随分間が空いてしまった娘の挑戦シリーズその8、過去の投稿はこちらどうぞ
ともかく、娘に知らせなければと学校が終わる時間を見計らって、夫が電話をかける。
下校のバスの喧騒が聞こえる中
「モロジーニ士官学校から電話があって、入学できるって!」
「いえええ〜い!! ん?!またパパ冗談言ってるんじゃないでしょうねえ」
「や、ほんとほんと。ともかく帰ってから話そう。」

しばらくして、息子が帰ってきてお姉ちゃんが入れる事を伝えると、この世の終わりのようにワンワン泣き出してしまい、ソファーで僕は1人でどうやっていけば良いんだとシクシクやっているところに
「本当なの入れるって〜」とニコニコした娘が帰ってきた。
友達に話したら皆んなにすっごいと言われて、気をよくして帰ってきた模様。
弟の号泣具合に本当だと察したらしい。入学の意思があるならば、意思決定をすぐに伝える必要があり、すぐに必要書類と所持品を準備を始めないといけない事。行くと即答だったので、学校に電話をすると、水曜日にもかかわらず、来週の月曜9時半に学校へ来てくれと指示がある。青ざめたのは私。またしても難解すぎるイタリア国防省発行の必要書類を確認すると、医師の診断書、予防接種証明に、水疱瘡やおたふくなどかかった感染症の抗体の有無を血液検査で出し、通常義務でない予防接種を受けなくてはならない。ともかく学校に成績証明、履修証明、学校転校証明なるものを出してもらわなければならないから夫は現在通う高校の事務局に電話、担当は14時で帰りました、事務局業務は14時で終わりです。ああ、一筋縄では絶対に行かないイタリア。
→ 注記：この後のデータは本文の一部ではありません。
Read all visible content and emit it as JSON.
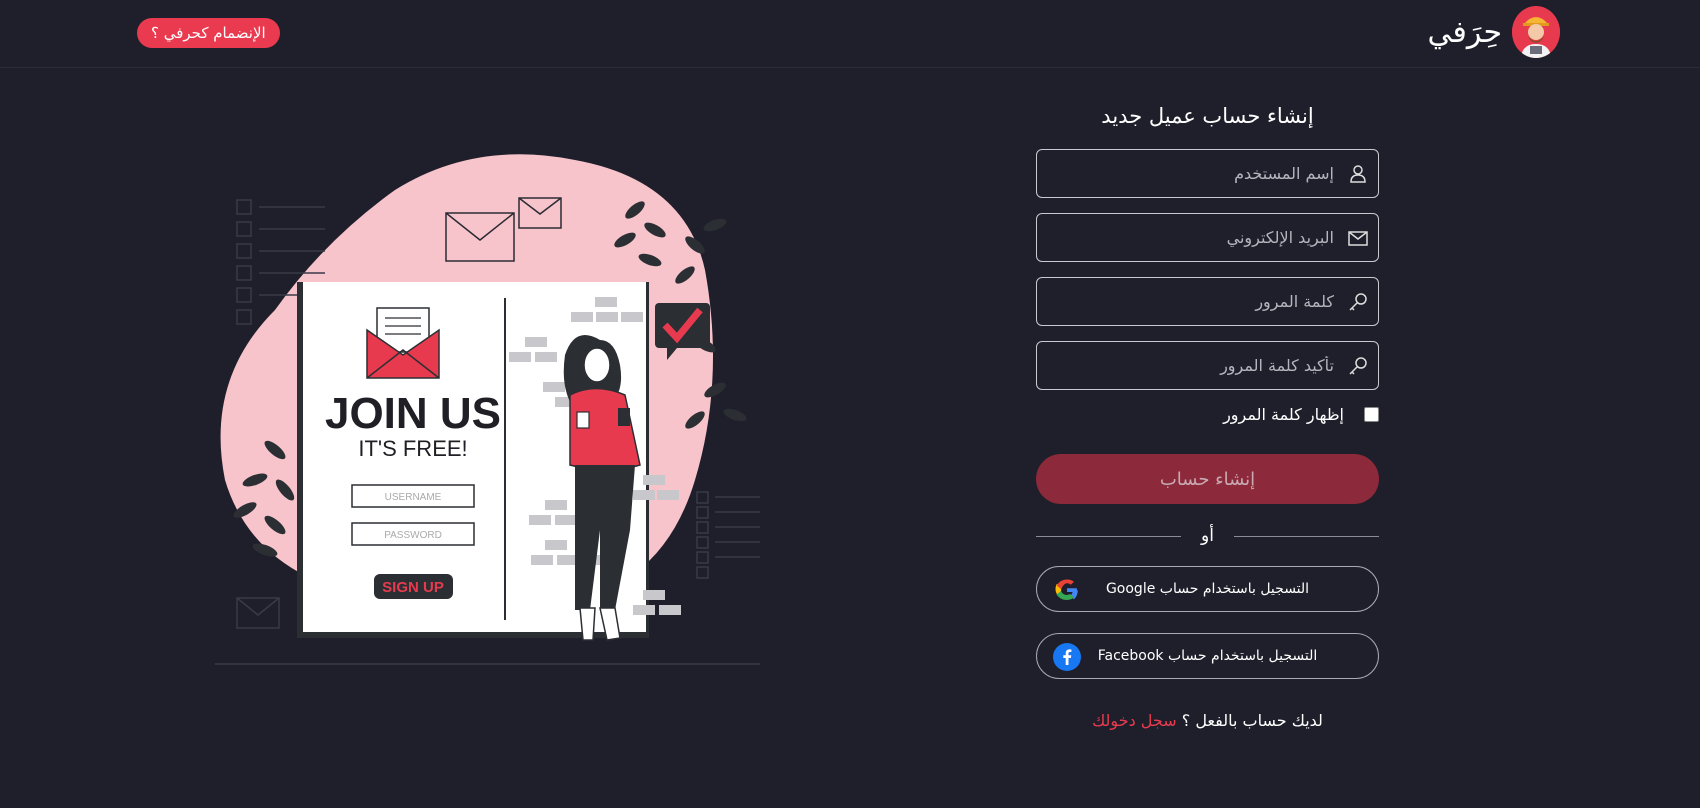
{
  "header": {
    "brand_name": "حِرَفي",
    "join_label": "الإنضمام كحرفي ؟"
  },
  "illustration": {
    "heading": "JOIN US",
    "subheading": "IT'S FREE!",
    "username_field": "USERNAME",
    "password_field": "PASSWORD",
    "signup_button": "SIGN UP"
  },
  "form": {
    "title": "إنشاء حساب عميل جديد",
    "username_placeholder": "إسم المستخدم",
    "email_placeholder": "البريد الإلكتروني",
    "password_placeholder": "كلمة المرور",
    "confirm_placeholder": "تأكيد كلمة المرور",
    "show_password_label": "إظهار كلمة المرور",
    "submit_label": "إنشاء حساب",
    "or_label": "أو",
    "google_label": "التسجيل باستخدام حساب Google",
    "facebook_label": "التسجيل باستخدام حساب Facebook",
    "have_account": "لديك حساب بالفعل ؟",
    "login_label": "سجل دخولك"
  },
  "colors": {
    "background": "#1f1f2b",
    "accent": "#ea3a4f",
    "submit_bg": "#8c2a3b",
    "blob": "#f8c4cc"
  }
}
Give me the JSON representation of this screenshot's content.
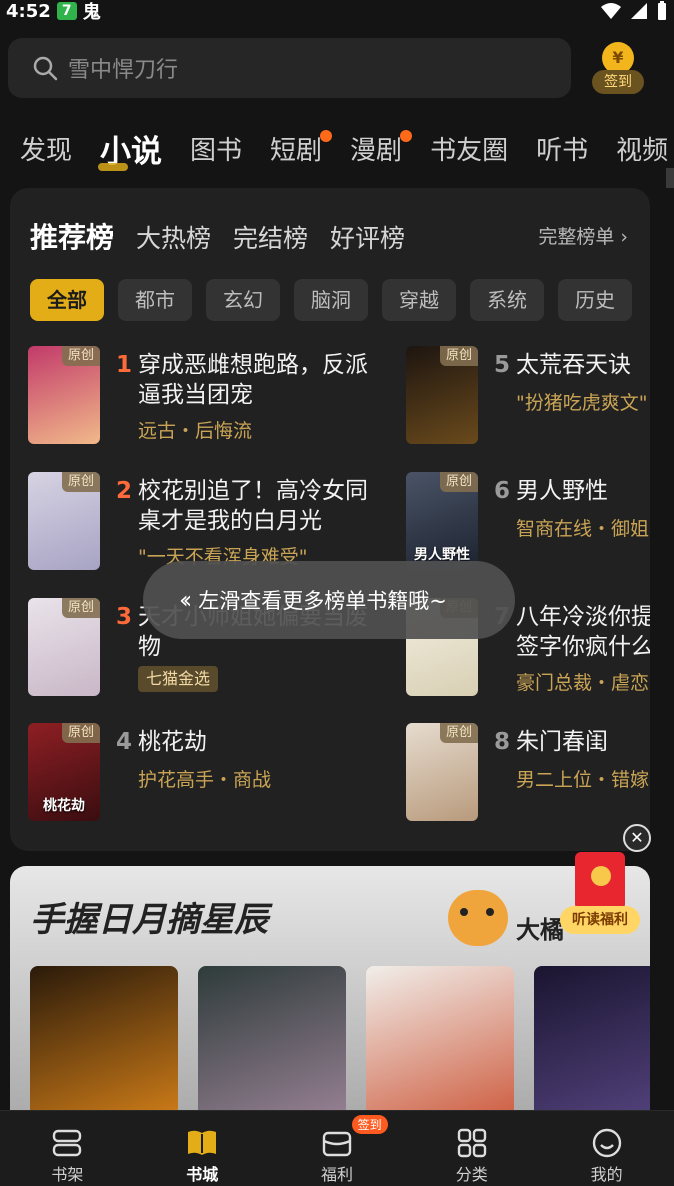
{
  "status_bar": {
    "time": "4:52",
    "badge": "7",
    "glyph": "鬼"
  },
  "search": {
    "placeholder": "雪中悍刀行"
  },
  "signin": {
    "coin_symbol": "¥",
    "label": "签到"
  },
  "top_tabs": [
    {
      "label": "发现",
      "active": false,
      "dot": false
    },
    {
      "label": "小说",
      "active": true,
      "dot": false
    },
    {
      "label": "图书",
      "active": false,
      "dot": false
    },
    {
      "label": "短剧",
      "active": false,
      "dot": true
    },
    {
      "label": "漫剧",
      "active": false,
      "dot": true
    },
    {
      "label": "书友圈",
      "active": false,
      "dot": false
    },
    {
      "label": "听书",
      "active": false,
      "dot": false
    },
    {
      "label": "视频",
      "active": false,
      "dot": false
    }
  ],
  "ranking": {
    "tabs": [
      "推荐榜",
      "大热榜",
      "完结榜",
      "好评榜"
    ],
    "full_link": "完整榜单 ›",
    "chips": [
      "全部",
      "都市",
      "玄幻",
      "脑洞",
      "穿越",
      "系统",
      "历史"
    ],
    "original_tag": "原创",
    "books": [
      {
        "rank": "1",
        "title": "穿成恶雌想跑路，反派逼我当团宠",
        "subtitle": "远古・后悔流",
        "cover_text": "",
        "colors": [
          "#c23a6a",
          "#f1b98a"
        ]
      },
      {
        "rank": "2",
        "title": "校花别追了！高冷女同桌才是我的白月光",
        "subtitle": "\"一天不看浑身难受\"",
        "cover_text": "",
        "colors": [
          "#d7d3e3",
          "#a7a3c4"
        ]
      },
      {
        "rank": "3",
        "title": "天才小师姐她偏要当废物",
        "subtitle": "",
        "badge": "七猫金选",
        "cover_text": "",
        "colors": [
          "#e9e3ea",
          "#c9b7c7"
        ]
      },
      {
        "rank": "4",
        "title": "桃花劫",
        "subtitle": "护花高手・商战",
        "cover_text": "桃花劫",
        "colors": [
          "#8e1f24",
          "#3a0d10"
        ]
      },
      {
        "rank": "5",
        "title": "太荒吞天诀",
        "subtitle": "\"扮猪吃虎爽文\"",
        "cover_text": "",
        "colors": [
          "#1d1510",
          "#6a4a1c"
        ]
      },
      {
        "rank": "6",
        "title": "男人野性",
        "subtitle": "智商在线・御姐",
        "cover_text": "男人野性",
        "colors": [
          "#4a5466",
          "#1c2230"
        ]
      },
      {
        "rank": "7",
        "title": "八年冷淡你提签字你疯什么",
        "subtitle": "豪门总裁・虐恋",
        "cover_text": "",
        "colors": [
          "#f3efe2",
          "#d8cfb3"
        ]
      },
      {
        "rank": "8",
        "title": "朱门春闺",
        "subtitle": "男二上位・错嫁",
        "cover_text": "",
        "colors": [
          "#e6dccf",
          "#b89a7c"
        ]
      }
    ]
  },
  "toast": {
    "arrows": "‹‹",
    "text": "左滑查看更多榜单书籍哦~"
  },
  "close_symbol": "✕",
  "redpacket": {
    "label": "听读福利"
  },
  "banner": {
    "slogan": "手握日月摘星辰",
    "cat_name": "大橘",
    "covers": [
      {
        "colors": [
          "#2a1a0a",
          "#e58a1a"
        ]
      },
      {
        "colors": [
          "#2e3b3a",
          "#a58aa0"
        ]
      },
      {
        "colors": [
          "#f1eeea",
          "#c94a2a"
        ]
      },
      {
        "colors": [
          "#1a1530",
          "#5d4a8a"
        ]
      }
    ]
  },
  "bottom_nav": [
    {
      "label": "书架",
      "icon": "bookshelf-icon",
      "active": false
    },
    {
      "label": "书城",
      "icon": "bookstore-icon",
      "active": true
    },
    {
      "label": "福利",
      "icon": "gift-box-icon",
      "active": false,
      "badge": "签到"
    },
    {
      "label": "分类",
      "icon": "grid-icon",
      "active": false
    },
    {
      "label": "我的",
      "icon": "profile-icon",
      "active": false
    }
  ],
  "colors": {
    "accent": "#e2ad16",
    "rank_top": "#ff6a3a",
    "rank_other": "#9a9a9a"
  }
}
医療機関も土日は全く動かないと思ったほうがいい。私は速攻で主治医にアポを取り、特殊予防接種専用の県の窓口に問い合わせ。10枚以上ある同意書やら、入学書類に記入サイン。入学金等の振込、娘名義の口座を開設し、バンコマット(キャッシュカード)が必要。
どう考えても検査結果が間に合わうわけがない。出生した市町村の発行する出生証明書など、彼女はミラノ生まれだ。それを考えるとどう頑張っても間に合わないものが4点ほど士官学校に問い合わせると、揃ったらメールしていただくことで話がついた。
ともかく本人がベネチアに行ってしまったら、絶対にできないものから潰していくしかない。イタリアの口座開設は、日本のように簡単ではない。特に未成年の場合親の銀行口座と同じでなければならず、年間維持費がないプランでの口座開設を確認。そんな口座もには両親の同意とサインが必要だからゾロゾロ3人で窓口に出向き、後からキャッシュカードを送付なんていうのではなく、ともかく持たせなければならないから、電話で即日発行を念押し。あんなに向こうから金曜15時を指定してきたくせに時間がかかるから月曜に発行になるかもなんて惚けた事を言うので、時間を13時に前倒ししてもらって娘を車で学校まで迎えに行ったり、こんな風に至る所に落とし穴がある。

特に対人の場合、私だけの都合で動くわけないイタリアで、リカバリー期間が1日もないのはセイフティーネットを張らずに綱渡りするようなもの。私のストレスはマックスを超え、本当に眠れなかった。
それだけではない、色サイズ指定のキャリーバック、下着の色は白、綿100%、12枚、靴下は黒のスコットランド糸綿100%の薄手10枚、厚手10枚。これが大難航。今の世の中、綿100%って物凄く少ないんです!まして、飾り、模様字が一切ないものなんてないに等しい。運良く見つけても数を置いている店がないので、モデナの下着屋、ショッピングモールから、小売店、小間物屋、総当たり。運動で使う、少し底が厚めの白のスニーカーも、アマゾンでは日数内に届かず、セールが終了し、秋物に商品が入れ替わったばかりの店頭で見つけられない。

あってもサイズがなかったり。ショッピングモールをしらみ潰しで回ることになろうとは。教科書は注文してから届くのは数週間かかることがざら。絶対に間に合わないから、学校に聞いてみようとはなから注文せず、なんとか持ち物が揃ったのは出発の前日、日曜の午前中だった。